Given integral: We are given the integral to evaluate: $\newline$ $\int \frac{20000}{(x+100)^3} \, dx$ $\newline$ First, we will use a substitution method to simplify the integral. $\newline$ Let $u = x + 100$ , then $du = dx$ .
Substitution method: Now, we rewrite the integral in terms of $u$ : $\int \frac{20000}{u^3} \, du$
Rewrite in terms of $u$ : The integral of $\frac{20000}{u^3}$ is the same as $20000$ times the integral of $u^{-3}$ . We can use the power rule for integration, which states that $\int u^n \, du = \frac{u^{n+1}}{n+1}$ for $n \neq -1$ .
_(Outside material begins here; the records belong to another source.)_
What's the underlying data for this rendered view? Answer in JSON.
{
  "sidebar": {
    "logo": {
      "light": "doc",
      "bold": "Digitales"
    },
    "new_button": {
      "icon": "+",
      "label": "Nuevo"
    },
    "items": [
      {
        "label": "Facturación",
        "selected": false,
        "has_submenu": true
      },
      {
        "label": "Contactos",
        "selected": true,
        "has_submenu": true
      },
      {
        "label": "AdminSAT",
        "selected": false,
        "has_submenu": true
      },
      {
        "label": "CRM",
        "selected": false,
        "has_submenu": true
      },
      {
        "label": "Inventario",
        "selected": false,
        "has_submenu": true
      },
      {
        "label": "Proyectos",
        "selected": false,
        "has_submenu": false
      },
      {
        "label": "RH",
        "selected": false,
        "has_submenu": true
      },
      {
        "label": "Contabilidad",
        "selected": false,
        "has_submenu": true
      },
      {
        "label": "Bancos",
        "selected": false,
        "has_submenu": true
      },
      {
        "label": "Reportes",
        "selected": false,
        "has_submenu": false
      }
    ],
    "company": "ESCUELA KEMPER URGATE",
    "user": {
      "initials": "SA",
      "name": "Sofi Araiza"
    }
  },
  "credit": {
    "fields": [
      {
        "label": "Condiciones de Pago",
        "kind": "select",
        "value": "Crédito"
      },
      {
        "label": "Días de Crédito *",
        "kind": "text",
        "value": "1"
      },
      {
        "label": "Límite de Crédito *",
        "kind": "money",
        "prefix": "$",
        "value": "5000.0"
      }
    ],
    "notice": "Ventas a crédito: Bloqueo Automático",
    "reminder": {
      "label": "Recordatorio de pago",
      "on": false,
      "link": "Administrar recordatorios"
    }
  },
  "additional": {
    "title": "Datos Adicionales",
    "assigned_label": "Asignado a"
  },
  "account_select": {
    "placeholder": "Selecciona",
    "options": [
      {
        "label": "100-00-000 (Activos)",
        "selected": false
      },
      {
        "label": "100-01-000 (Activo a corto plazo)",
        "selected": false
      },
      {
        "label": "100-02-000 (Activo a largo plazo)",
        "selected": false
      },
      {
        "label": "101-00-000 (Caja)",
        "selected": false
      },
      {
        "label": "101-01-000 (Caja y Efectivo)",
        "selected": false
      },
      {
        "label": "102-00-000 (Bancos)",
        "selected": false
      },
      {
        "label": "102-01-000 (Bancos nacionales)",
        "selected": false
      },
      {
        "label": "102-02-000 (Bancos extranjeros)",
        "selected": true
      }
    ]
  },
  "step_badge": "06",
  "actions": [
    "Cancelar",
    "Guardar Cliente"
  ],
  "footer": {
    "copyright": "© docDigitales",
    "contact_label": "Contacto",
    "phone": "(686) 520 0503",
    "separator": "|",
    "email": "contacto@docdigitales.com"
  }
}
Apply power rule: Applying the power rule, we get: $20000 \times \int u^{-3} \, du = 20000 \times \left(\frac{u^{-2}}{-2}\right)$
Simplify expression: Simplify the expression: $\newline$ $= -10000 \cdot u^{-2}$
Substitute back for u: Now, we substitute back for u to get the integral in terms of $x$ : $= -10000 \times (x + 100)^{-2}$
Add constant of integration: Finally, we add the constant of integration $C$ to get the indefinite integral: $\newline$ $= -\frac{10000}{(x + 100)^2} + C$